There are some people who believe that one’s degree of religious belief has a large genetic component. That means in societies in which everyone appears to be pious, many are secretly saying to themselves, “This is a crock.” Let’s say this genetic theory is true. That means you may have passed your blue eyes and devotion to your elder son, and your husband may have passed his brown eyes and lack of belief to your younger. You and your older son find spiritual and intellectual sustenance in the church, but your younger son finds the whole thing intolerable. You’ve been fighting this losing battle for two years, and if you keep going, your son will flee all observance as soon as he is able. I think you need to walk a more tolerant path. Tell your little atheist that you’ve been thinking about what he’s been saying about church, you’re tired of dragging him to Sunday school, and you’re reconsidering your stand. But before you do, you have a requirement he needs to fulfill. You want him to write an essay (minimum two typed pages) about the progression of his (dis)beliefs, and he must cite examples of people who have struggled with lack of faith—Biblical sources get extra credit. Then, if he takes this assignment seriously, release him. But say this doesn’t mean he gets to watch TV or play video games while his brother is getting religious instruction. Have your husband agree that Sunday will be bonding time for the two skeptics. Maybe when they hike to the top of a mountain one day, your son will look around and feel a spiritual awakening.
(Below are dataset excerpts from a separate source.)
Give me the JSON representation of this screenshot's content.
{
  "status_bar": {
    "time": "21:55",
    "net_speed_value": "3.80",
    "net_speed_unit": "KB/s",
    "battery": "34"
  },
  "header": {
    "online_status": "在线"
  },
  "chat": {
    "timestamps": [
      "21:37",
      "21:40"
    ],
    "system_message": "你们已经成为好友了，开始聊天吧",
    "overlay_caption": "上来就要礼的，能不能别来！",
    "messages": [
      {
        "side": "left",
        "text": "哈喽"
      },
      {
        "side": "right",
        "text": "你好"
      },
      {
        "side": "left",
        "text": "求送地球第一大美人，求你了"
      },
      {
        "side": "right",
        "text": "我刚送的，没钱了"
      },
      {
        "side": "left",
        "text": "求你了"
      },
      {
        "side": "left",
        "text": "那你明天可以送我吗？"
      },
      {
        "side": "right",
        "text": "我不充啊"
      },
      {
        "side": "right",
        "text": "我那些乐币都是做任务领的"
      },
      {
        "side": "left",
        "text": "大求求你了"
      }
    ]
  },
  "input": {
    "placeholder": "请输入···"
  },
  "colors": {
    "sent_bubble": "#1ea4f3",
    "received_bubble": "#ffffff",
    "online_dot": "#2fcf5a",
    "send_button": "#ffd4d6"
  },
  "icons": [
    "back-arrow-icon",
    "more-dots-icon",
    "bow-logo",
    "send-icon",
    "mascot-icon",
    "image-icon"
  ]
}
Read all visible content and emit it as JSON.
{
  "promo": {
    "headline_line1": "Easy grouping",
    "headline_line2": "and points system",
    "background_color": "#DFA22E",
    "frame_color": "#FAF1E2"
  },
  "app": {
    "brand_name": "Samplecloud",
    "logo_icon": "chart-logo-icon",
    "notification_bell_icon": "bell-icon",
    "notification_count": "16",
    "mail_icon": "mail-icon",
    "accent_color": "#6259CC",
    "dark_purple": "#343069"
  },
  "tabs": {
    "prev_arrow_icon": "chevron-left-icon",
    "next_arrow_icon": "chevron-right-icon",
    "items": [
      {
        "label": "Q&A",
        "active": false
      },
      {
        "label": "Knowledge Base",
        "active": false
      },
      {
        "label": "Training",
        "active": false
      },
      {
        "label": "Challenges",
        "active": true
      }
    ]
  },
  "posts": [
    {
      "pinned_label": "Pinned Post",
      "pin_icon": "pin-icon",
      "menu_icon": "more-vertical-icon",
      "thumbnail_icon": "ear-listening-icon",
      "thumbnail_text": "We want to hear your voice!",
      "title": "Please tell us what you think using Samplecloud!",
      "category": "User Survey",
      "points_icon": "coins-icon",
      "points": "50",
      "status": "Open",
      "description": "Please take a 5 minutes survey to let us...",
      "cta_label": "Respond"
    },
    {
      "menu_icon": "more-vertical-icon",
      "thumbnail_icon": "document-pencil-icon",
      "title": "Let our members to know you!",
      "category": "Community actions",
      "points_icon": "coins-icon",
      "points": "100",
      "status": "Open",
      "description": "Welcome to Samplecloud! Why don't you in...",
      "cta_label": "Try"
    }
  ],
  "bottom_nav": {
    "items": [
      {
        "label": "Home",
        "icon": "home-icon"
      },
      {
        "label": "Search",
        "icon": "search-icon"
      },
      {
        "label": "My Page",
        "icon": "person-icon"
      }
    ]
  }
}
Wrong, wrong, wrong, WRONG. This is terrible advice. The boy is clearly unhappy going to church and disruptive while he is there, thus making the experience less enjoyable for those who want to be there. Purely from a good manners standpoint, he should be left at home.
But making him write an essay about this? No, that’s total bullshit. Let me prove how by using one of my lovely little thought experiments.
Let’s suppose that the boy had decided he was going to be Jewish rather than being an atheist. Should his parents make him write an essay defending his desire to be Jewish? Actually, it’s more likely that the local rabbi would do that, but we’ll ignore that for the moment. If he wanted to be Jewish, should his parents say, “Prove it, or you’re going to Christian church!”
Or suppose that he was a boy who had been raised Muslim, but now wanted to be a Hindu. Should he have to sit and write two pages about the glory of Krishna? What if he was a Muslim, but now wanted to be a Christian?
Better yet, what if this kid’s family were all Wiccans, but he’d decided he was going to hit for Team Jesus. Actually, in that case it’s likely his parents would wince, but not get in the way, but let’s say they did. Would it be proper for them to make him “prove” that he wants to be a Christian?
The boy is twelve. He’s had zero interest in church for two years. Leave him be, and let him skip church. It would be nice if he and his father could spend time hiking, but if they just wanna sit around and watch football all Sunday, let them. It will likely lead to a “spiritual awakening” that’s got exactly the same value as that of hiking, ie: fuck-all.